Bir hakkı teslim edelim;
15 Temmuz darbe girişimini araştırma komisyonu CHP'nin önerisi ve gayretleri ile kuruldu. Ne hikmetse, AKP hâlâ ipe un seriyor!.. Bu satırların kaleme alındığı saate kadar kontrol ettim. Tüm partilerin isim vermesine rağmen AKP hâlâ üyelerini Meclis Başkanlığı'na bildirmemişti. Kulislerden, AKP Grup Başkanvekillerinin "acelesi yok" şeklinde değerlendirmeleri kulağıma geldi. Anlam veremedim. 16 Temmuz sabahı başta TSK olmak üzere her kurumda operasyonlar yapılırken bomba yiyen Gazi Meclis'in, asli denetim unsuru niye beklemeye alınır?..
"Darbe girişimini araştırma komisyonu neden soruşturma komisyonu olarak oluşturulmadı" diye de sorabilirsiniz. Çünkü, Meclis soruşturma komisyonlarının Anayasa ve Meclis iç tüzüğündeki yetkileri ve yaptırımları, araştırma komisyonuna oranla daha güçlü ve kapsamlı. Örneğin; Meclis iç tüzüğüne göre, devlet sırları ile ticari sırlar Meclis araştırmasının dışında kalıyor. Bu bile araştırma komisyonunun her yere her bilgiye dört dörtlük ulaşmasına engel bir durum!.. AKP bu komisyonun çalışma takvimini de tatil sonrasına bırakmayı planlıyor
Yine de şükür!.. Meclis araştırma komisyonuna da razıyız. Yeter ki çelmelenmeden çalışsın ve gerçekleri belgeleriyle ortaya koysun.
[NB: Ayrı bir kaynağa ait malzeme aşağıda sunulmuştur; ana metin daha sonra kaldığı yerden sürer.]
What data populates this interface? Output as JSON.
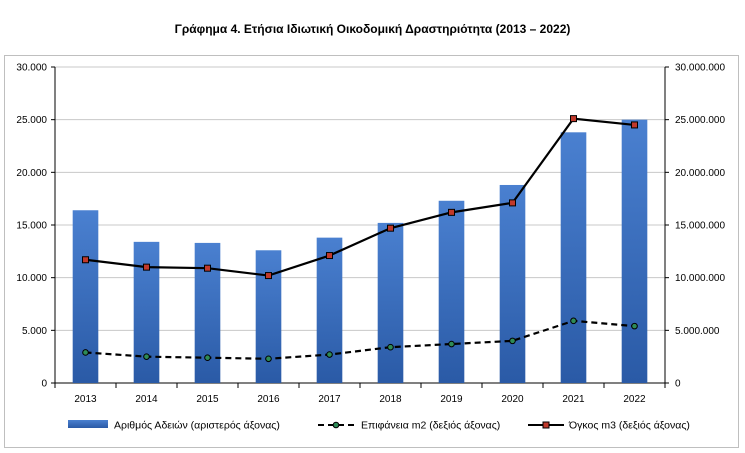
{
  "title": "Γράφημα 4. Ετήσια Ιδιωτική Οικοδομική Δραστηριότητα (2013 – 2022)",
  "chart_data": {
    "type": "bar",
    "categories": [
      "2013",
      "2014",
      "2015",
      "2016",
      "2017",
      "2018",
      "2019",
      "2020",
      "2021",
      "2022"
    ],
    "series": [
      {
        "name": "Αριθμός Αδειών (αριστερός άξονας)",
        "type": "bar",
        "axis": "left",
        "color": "#3a6bbf",
        "values": [
          16400,
          13400,
          13300,
          12600,
          13800,
          15200,
          17300,
          18800,
          23800,
          25000
        ]
      },
      {
        "name": "Επιφάνεια m2 (δεξιός άξονας)",
        "type": "line",
        "style": "dashed",
        "marker_color": "#2e8b57",
        "axis": "right",
        "color": "#000000",
        "values": [
          2900000,
          2500000,
          2400000,
          2300000,
          2700000,
          3400000,
          3700000,
          4000000,
          5900000,
          5400000
        ]
      },
      {
        "name": "Όγκος m3 (δεξιός άξονας)",
        "type": "line",
        "style": "solid",
        "marker_color": "#c0392b",
        "axis": "right",
        "color": "#000000",
        "values": [
          11700000,
          11000000,
          10900000,
          10200000,
          12100000,
          14700000,
          16200000,
          17100000,
          25100000,
          24500000
        ]
      }
    ],
    "y_left": {
      "ylim": [
        0,
        30000
      ],
      "ticks": [
        "0",
        "5.000",
        "10.000",
        "15.000",
        "20.000",
        "25.000",
        "30.000"
      ]
    },
    "y_right": {
      "ylim": [
        0,
        30000000
      ],
      "ticks": [
        "0",
        "5.000.000",
        "10.000.000",
        "15.000.000",
        "20.000.000",
        "25.000.000",
        "30.000.000"
      ]
    },
    "grid": true,
    "legend_position": "bottom"
  }
}
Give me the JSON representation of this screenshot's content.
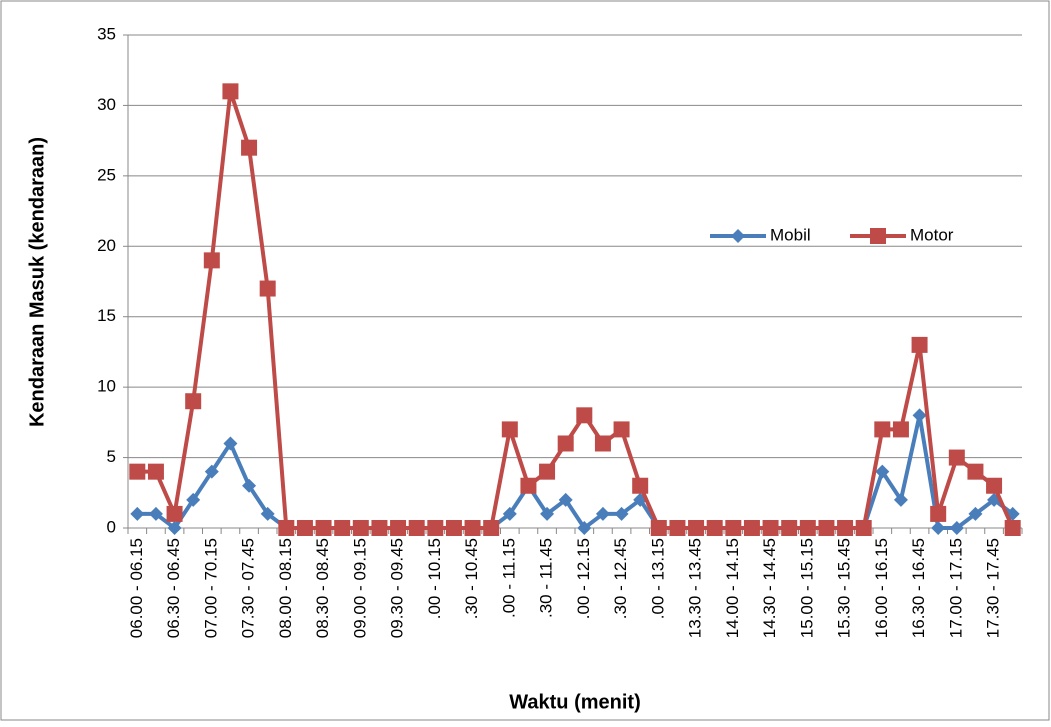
{
  "chart_data": {
    "type": "line",
    "y_label": "Kendaraan Masuk (kendaraan)",
    "x_label": "Waktu (menit)",
    "categories": [
      "06.00 - 06.15",
      null,
      "06.30 - 06.45",
      null,
      "07.00 - 70.15",
      null,
      "07.30 - 07.45",
      null,
      "08.00 - 08.15",
      null,
      "08.30 - 08.45",
      null,
      "09.00 - 09.15",
      null,
      "09.30 - 09.45",
      null,
      ".00 - 10.15",
      null,
      ".30 - 10.45",
      null,
      ".00 - 11.15",
      null,
      ".30 - 11.45",
      null,
      ".00 - 12.15",
      null,
      ".30 - 12.45",
      null,
      ".00 - 13.15",
      null,
      "13.30 - 13.45",
      null,
      "14.00 - 14.15",
      null,
      "14.30 - 14.45",
      null,
      "15.00 - 15.15",
      null,
      "15.30 - 15.45",
      null,
      "16.00 - 16.15",
      null,
      "16.30 - 16.45",
      null,
      "17.00 - 17.15",
      null,
      "17.30 - 17.45",
      null
    ],
    "series": [
      {
        "name": "Mobil",
        "color": "#4a7ebb",
        "marker": "diamond",
        "values": [
          1,
          1,
          0,
          2,
          4,
          6,
          3,
          1,
          0,
          0,
          0,
          0,
          0,
          0,
          0,
          0,
          0,
          0,
          0,
          0,
          1,
          3,
          1,
          2,
          0,
          1,
          1,
          2,
          0,
          0,
          0,
          0,
          0,
          0,
          0,
          0,
          0,
          0,
          0,
          0,
          4,
          2,
          8,
          0,
          0,
          1,
          2,
          1
        ]
      },
      {
        "name": "Motor",
        "color": "#be4b48",
        "marker": "square",
        "values": [
          4,
          4,
          1,
          9,
          19,
          31,
          27,
          17,
          0,
          0,
          0,
          0,
          0,
          0,
          0,
          0,
          0,
          0,
          0,
          0,
          7,
          3,
          4,
          6,
          8,
          6,
          7,
          3,
          0,
          0,
          0,
          0,
          0,
          0,
          0,
          0,
          0,
          0,
          0,
          0,
          7,
          7,
          13,
          1,
          5,
          4,
          3,
          0
        ]
      }
    ],
    "ylim": [
      0,
      35
    ],
    "yticks": [
      0,
      5,
      10,
      15,
      20,
      25,
      30,
      35
    ],
    "grid": true,
    "legend": "right"
  }
}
Tam bu noktada, CHP Genel Başkanı Kılıçdaroğlu'na bir eleştiride bulunacağım. Komisyona Sezgin Tanrıkulu'nu da üye yaptı. Oldukça ciddi bir çalışma yapması beklenen komisyonda bu ismin görevlendirilmesi kafamda onlarca soru işaretine neden oldu. Komisyonun çalışmaları magazinleştirilip sulandırılırsa hiç şaşırmayın derim. İnşallah yanılırım!.. Bu hainliğin siyasi boyutlarının da ortaya konulması için Meclis soruşturma komisyonunun kurulması şart. Araştırma komisyonu görevini tamamlayıp raporunu yayınladıktan sonra ortak önerge ile Meclis soruşturma komisyonu kurulması ve siyasi kimlik ayırımı yapılmadan Yüce Divan sürecinin başlatılması Gazi Meclis'in şanına yakışır olacaktır.
***
R. Erdoğan, Putin'e, "Rus uçağını vuranlar da FETÖ yandaşları" dedi.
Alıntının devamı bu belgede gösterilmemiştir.